Ainsi, il n’est pas aisé de pouvoir découvrir les sociétés écran et qui se placent derrière elles. «D’ailleurs, c’est ce qui fait, qu’à ce jour, nous examinons encore les dossiers de Belhassen et Imed Trabelsi. Une partie du groupe Cartago ainsi que d’autres entreprises appartenant à Imed sont encore sous la loupe des experts de la Commission. Il y a un gros morceau de capital latent détenu surtout par des sociétés écran étrangères». La Commission est bien décidée à démanteler le réseau des entreprises en question et découvrir qui se place derrière. Adel Ben Ismail avait du reste, lors d’une conférence de presse organisée au mois d’août dernier, annoncé son intention d’aller au-delà des groupes listés pour atteindre les deuxième et troisième lignes qui en ont profité et ont spolié eux-mêmes les biens du pays: «Nous ne laisserons personne traverser nos filets», avait-il promis à l’époque.

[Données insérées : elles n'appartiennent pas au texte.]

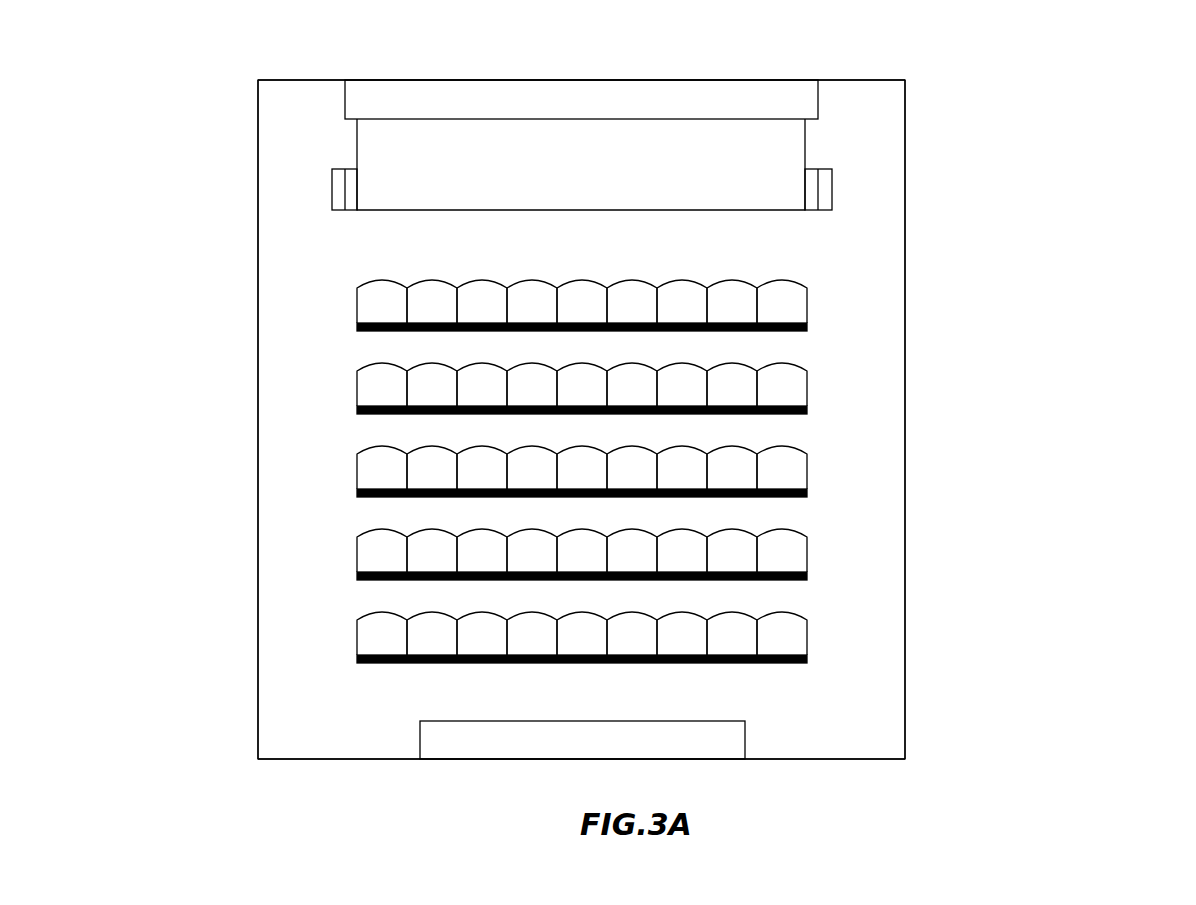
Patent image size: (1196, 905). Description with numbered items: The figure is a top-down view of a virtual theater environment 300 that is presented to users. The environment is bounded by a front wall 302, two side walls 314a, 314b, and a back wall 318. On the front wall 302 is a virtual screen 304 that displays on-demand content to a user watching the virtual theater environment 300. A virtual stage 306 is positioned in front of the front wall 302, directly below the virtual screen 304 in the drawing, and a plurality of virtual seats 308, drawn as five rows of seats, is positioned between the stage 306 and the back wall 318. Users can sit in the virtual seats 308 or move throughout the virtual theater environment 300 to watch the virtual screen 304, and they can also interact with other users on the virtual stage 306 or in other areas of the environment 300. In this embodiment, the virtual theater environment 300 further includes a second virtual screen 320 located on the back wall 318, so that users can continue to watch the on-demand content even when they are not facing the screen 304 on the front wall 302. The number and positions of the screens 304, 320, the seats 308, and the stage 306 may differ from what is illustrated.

The virtual theater environment 300 is at (1087, 97).
The front wall 302 is at (302, 80).
The virtual screen 304 is at (581, 99).
The virtual stage 306 is at (582, 164).
The virtual seats 308 is at (357, 477).
The side wall 314a is at (258, 157).
The side wall 314b is at (906, 200).
The back wall 318 is at (338, 760).
The second virtual screen 320 is at (582, 740).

Dans l’attente, d’autres découvertes ont été faites par la commission telle la mainmise de la famille Ben Ali sur les ressources stratégiques en hydrocarbures du pays. Mohamed Akram Bouaouina, neveu de Ben Ali, avait d’ailleurs créé une société appelée «International Petroluem Search and Exploration» dont le capital s’élève à 22 MDT en partenariat avec un homme d’affaires proche de la famille portant le nom de Faouzi Mrabet.
Les associés disposaient même d’une carte des gisements pétroliers les plus importants en Tunisie et du titre des concessions existantes dans le pays: «Tunisia Concession Map».
C’est dire qu’il ne s’agit pas de s’arrêter à l’apparent et qu’il faut essayer de creuser toujours plus profondément pour découvrir le comment de la création des entreprises et des groupes listés et des montages financiers.
La commission fait également face à d’autres impératifs, cette fois-ci d’ordre moral et éthique. Doit-elle spolier un entrepreneur de ses biens s’il est prouvé innocent au mépris de la loi? Ou agir dans la légalité et le respect des droits de l’homme? Car, pour beaucoup qui refusent de l’entendre, c’est la justice et l’équité qui doivent primer et surtout le pouvoir et la force de la loi qui doivent prévaloir.
C’est dans la préservation des droits des plus vulnérables aujourd’hui qu’on garantira la protection des droits des citoyens demain. Si nous laissons le politique et le populiste décider de nôtre avenir et celui de nos enfants, c’est là où l’ancien système corrompu et malsain aura gagné la guerre. Il faut dépassionner le discours social et politique et dépassionner la pratique de la loi.
Sans une institution de justice forte, intègre et solide et une administration bien rôdée, on peut dire adieu à toute transition démocratique.